Et voilà, j'ai fini de visionner et de commenter la série en 48 52 62 semaines. C'était un exercice à la fois passionnant, drôle et parfois un peu fatigant, mais toujours satisfaisant.
Que de chemin parcouru : et quand je repense à mon premier commentaire qui faisait quelques lignes et se terminait par "C'est tout pour cette fois! Je ne sais pas si j'aurai autant de choses à dire pour les prochains épisodes...", ça me fait bien marrer! Je dois vous dire que j'ai appréhendé quasiment tous les épisodes comme cela, avec, juste avant de le visionner, la pensée "Oh purée, je ne vais VRAIMENT rien avoir à dire sur cet épisode..." et finalement, un détail accrochait l'oeil, une petite incohérence narrative, et ça venait tout seul.

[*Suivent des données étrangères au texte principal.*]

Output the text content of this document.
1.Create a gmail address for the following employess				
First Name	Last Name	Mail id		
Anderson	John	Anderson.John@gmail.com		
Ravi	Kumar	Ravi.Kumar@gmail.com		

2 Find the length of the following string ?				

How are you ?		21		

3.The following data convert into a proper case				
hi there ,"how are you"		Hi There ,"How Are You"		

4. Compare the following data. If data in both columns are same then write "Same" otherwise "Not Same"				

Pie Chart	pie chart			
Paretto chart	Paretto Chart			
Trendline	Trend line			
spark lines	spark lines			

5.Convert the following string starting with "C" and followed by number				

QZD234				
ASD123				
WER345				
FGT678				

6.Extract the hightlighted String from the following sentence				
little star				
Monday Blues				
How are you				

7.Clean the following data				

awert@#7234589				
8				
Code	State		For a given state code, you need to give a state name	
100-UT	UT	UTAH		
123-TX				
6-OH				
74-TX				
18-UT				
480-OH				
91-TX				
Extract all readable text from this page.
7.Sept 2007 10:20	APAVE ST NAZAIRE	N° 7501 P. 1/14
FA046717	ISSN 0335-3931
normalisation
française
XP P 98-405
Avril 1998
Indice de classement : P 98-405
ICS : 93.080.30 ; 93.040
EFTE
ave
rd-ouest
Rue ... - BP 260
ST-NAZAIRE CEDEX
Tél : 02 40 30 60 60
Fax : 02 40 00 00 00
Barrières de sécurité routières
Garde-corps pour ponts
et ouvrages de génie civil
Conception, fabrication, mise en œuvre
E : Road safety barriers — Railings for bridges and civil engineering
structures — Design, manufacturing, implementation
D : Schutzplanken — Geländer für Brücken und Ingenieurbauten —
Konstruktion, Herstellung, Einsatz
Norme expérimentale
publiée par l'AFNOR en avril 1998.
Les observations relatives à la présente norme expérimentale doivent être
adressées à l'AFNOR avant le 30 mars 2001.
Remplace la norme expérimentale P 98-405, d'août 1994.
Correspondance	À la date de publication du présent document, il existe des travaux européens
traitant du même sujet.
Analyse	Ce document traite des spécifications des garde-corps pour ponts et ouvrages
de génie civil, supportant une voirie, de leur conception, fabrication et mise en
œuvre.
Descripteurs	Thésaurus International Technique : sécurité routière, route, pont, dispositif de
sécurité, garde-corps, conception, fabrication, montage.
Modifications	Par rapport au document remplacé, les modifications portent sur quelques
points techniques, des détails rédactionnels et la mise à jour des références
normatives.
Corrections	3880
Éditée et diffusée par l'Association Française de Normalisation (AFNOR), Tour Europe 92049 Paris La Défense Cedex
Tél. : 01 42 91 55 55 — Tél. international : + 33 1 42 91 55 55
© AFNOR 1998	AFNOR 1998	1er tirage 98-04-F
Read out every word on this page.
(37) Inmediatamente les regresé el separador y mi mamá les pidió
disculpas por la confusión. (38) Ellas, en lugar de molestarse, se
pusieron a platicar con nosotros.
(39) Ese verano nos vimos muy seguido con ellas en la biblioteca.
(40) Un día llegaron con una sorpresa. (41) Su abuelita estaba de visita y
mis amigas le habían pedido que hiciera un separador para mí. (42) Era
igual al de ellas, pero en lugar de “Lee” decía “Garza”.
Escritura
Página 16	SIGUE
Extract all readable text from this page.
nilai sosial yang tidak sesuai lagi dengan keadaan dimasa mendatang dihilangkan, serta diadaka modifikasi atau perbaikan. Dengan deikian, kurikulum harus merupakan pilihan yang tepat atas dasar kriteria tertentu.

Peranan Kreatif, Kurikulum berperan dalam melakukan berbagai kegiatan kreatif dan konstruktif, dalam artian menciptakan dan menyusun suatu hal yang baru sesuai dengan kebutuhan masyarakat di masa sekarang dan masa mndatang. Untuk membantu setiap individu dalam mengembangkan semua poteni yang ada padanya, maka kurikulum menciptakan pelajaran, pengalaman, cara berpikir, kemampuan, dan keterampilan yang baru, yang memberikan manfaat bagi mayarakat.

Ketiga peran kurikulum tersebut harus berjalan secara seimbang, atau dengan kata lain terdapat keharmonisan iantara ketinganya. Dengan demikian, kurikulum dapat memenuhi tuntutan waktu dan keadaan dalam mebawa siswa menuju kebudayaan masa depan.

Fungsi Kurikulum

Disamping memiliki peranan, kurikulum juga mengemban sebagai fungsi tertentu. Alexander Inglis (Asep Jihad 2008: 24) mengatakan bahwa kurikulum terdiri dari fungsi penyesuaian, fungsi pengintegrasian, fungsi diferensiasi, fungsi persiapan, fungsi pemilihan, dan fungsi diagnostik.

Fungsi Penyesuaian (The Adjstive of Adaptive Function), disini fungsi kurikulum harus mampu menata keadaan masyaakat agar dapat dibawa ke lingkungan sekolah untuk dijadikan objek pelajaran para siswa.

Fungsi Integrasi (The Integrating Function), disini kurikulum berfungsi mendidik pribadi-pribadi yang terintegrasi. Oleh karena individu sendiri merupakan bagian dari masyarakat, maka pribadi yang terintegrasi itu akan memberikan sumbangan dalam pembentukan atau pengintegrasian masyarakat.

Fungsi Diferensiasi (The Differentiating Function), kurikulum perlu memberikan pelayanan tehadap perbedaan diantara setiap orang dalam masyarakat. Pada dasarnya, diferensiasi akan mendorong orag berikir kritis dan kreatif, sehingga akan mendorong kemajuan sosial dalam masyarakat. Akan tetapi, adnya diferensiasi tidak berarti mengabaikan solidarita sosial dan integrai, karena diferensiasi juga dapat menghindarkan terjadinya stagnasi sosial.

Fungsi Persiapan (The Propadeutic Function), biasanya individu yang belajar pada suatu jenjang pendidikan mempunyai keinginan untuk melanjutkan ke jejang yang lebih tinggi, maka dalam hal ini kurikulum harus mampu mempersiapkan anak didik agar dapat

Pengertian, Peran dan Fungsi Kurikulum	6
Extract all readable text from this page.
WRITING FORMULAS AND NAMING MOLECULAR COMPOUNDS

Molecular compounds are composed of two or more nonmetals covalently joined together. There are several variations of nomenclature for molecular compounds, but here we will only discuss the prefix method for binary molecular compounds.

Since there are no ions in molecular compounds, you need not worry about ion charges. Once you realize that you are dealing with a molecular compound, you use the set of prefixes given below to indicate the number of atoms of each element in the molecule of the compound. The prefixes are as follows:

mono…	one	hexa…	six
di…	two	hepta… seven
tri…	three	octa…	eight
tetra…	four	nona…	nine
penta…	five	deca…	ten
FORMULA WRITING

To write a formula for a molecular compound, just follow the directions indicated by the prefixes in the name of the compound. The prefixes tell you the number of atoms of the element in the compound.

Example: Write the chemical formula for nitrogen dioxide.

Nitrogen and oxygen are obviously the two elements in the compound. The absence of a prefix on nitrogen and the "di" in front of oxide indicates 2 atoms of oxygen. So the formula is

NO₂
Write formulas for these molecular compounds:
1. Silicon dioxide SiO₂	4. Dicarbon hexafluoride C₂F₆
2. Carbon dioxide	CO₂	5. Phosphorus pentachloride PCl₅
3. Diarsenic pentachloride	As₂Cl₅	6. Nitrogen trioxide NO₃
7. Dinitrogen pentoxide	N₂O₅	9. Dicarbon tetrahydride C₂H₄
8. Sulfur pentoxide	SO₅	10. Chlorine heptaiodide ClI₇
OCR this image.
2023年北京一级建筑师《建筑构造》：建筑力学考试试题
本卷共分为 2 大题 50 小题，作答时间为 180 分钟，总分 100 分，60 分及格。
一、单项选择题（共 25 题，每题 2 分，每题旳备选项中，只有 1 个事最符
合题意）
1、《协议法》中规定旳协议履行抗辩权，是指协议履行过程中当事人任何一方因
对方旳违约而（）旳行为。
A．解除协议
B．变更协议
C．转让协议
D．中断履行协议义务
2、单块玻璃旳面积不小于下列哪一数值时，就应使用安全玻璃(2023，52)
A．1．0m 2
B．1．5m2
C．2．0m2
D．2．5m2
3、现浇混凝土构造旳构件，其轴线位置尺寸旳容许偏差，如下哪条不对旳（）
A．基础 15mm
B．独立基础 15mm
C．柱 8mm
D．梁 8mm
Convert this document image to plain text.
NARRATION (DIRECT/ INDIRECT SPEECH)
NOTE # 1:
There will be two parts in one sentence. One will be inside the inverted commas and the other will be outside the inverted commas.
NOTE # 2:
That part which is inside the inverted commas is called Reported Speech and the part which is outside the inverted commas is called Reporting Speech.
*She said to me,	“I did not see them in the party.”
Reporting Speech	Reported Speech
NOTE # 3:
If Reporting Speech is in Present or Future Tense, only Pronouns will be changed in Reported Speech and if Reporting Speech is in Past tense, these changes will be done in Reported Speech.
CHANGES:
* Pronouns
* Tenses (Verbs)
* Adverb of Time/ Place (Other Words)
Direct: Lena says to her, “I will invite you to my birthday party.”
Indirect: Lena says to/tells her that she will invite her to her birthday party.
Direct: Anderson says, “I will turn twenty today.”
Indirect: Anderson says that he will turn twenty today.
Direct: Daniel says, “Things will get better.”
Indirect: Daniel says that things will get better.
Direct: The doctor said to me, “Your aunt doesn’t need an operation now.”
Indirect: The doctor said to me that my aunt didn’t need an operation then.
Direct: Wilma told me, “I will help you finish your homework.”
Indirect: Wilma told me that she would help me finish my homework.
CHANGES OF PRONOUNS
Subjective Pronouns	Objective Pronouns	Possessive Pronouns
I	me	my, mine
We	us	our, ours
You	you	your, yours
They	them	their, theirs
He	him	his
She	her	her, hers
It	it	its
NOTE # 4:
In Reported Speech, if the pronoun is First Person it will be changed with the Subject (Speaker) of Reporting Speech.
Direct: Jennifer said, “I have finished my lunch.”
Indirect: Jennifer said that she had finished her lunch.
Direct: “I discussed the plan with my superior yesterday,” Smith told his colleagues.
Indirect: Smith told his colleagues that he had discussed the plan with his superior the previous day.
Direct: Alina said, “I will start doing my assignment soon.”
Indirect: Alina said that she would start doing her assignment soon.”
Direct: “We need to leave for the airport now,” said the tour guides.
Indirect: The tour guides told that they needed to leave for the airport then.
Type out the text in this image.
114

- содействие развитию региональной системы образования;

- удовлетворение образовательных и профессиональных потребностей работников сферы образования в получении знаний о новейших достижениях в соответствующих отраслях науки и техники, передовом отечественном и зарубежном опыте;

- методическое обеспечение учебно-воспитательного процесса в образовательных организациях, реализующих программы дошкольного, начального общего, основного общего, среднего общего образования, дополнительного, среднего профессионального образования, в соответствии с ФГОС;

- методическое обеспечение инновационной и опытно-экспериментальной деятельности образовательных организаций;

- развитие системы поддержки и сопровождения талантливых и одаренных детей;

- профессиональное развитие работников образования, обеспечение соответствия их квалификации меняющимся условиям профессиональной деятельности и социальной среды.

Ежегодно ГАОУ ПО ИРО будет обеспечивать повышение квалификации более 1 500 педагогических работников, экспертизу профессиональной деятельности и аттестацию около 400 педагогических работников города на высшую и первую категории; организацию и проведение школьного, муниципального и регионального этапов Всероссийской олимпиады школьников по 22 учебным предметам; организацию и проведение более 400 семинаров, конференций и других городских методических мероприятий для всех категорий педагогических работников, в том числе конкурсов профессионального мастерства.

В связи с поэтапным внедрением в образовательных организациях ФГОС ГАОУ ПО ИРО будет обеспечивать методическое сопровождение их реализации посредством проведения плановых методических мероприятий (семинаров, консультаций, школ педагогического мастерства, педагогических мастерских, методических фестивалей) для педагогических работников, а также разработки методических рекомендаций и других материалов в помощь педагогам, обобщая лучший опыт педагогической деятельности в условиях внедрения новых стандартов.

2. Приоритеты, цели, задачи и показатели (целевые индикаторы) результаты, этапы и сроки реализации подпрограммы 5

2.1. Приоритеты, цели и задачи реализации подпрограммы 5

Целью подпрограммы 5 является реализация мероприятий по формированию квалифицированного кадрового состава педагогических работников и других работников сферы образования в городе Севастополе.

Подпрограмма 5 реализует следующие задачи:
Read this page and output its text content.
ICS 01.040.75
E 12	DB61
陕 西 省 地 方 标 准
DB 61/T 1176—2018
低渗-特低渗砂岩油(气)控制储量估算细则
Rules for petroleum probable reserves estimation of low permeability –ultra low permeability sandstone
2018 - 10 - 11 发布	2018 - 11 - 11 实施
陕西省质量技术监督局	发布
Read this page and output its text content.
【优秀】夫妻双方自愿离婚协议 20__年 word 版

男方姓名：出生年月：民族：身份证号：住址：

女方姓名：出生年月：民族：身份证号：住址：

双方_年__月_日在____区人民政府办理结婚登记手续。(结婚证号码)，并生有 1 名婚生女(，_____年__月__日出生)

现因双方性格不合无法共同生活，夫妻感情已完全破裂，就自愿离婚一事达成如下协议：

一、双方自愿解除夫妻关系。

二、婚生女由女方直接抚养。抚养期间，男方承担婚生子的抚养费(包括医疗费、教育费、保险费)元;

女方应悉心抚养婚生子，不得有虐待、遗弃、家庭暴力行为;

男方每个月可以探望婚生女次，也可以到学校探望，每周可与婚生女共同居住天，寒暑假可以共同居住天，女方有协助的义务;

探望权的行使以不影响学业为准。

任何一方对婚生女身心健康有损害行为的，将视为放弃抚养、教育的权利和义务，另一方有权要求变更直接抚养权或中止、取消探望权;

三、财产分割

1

Honnêtement, je n'avais jamais regardé la série comme cela, en faisant attention au moindre micro-détail. J'avais pris l'habitude faire des pauses très régulièrement, à chaque action ou changement de scène, pour tout observer : quand je notais un truc, il suffisait de dérouler le fil.
Exemple : "Tiens, ce calendrier accroché au mur de la chambre, est-ce qu'il correspond à la chronologie de la série, comme depuis le début? Ah ben non, ce n'est ni février, ni mars 1987. Ah mais il y a des photos épinglées dessus : ça peut correspondre à un mois plus ancien, lequel?" Et là, je tombe sur juillet 1987, l'été emblématique de la série avec l'épisode de l'île déserte : c'est complètement génial quand ça arrive!
Bien sûr, beaucoup de petites erreurs et de faux raccords sont soit dus à des petits oublis de vérification de la cohérence, soit à des choix artistiques volontaires de l'équipe de réalisation. Le cinéma reste l'art de l'illusion et quelle que soit l'oeuvre que vous regardez, vous pourrez toujours voir les petits raccourcis et incohérences que le réalisateur introduit pour garder la fluidité de la narration.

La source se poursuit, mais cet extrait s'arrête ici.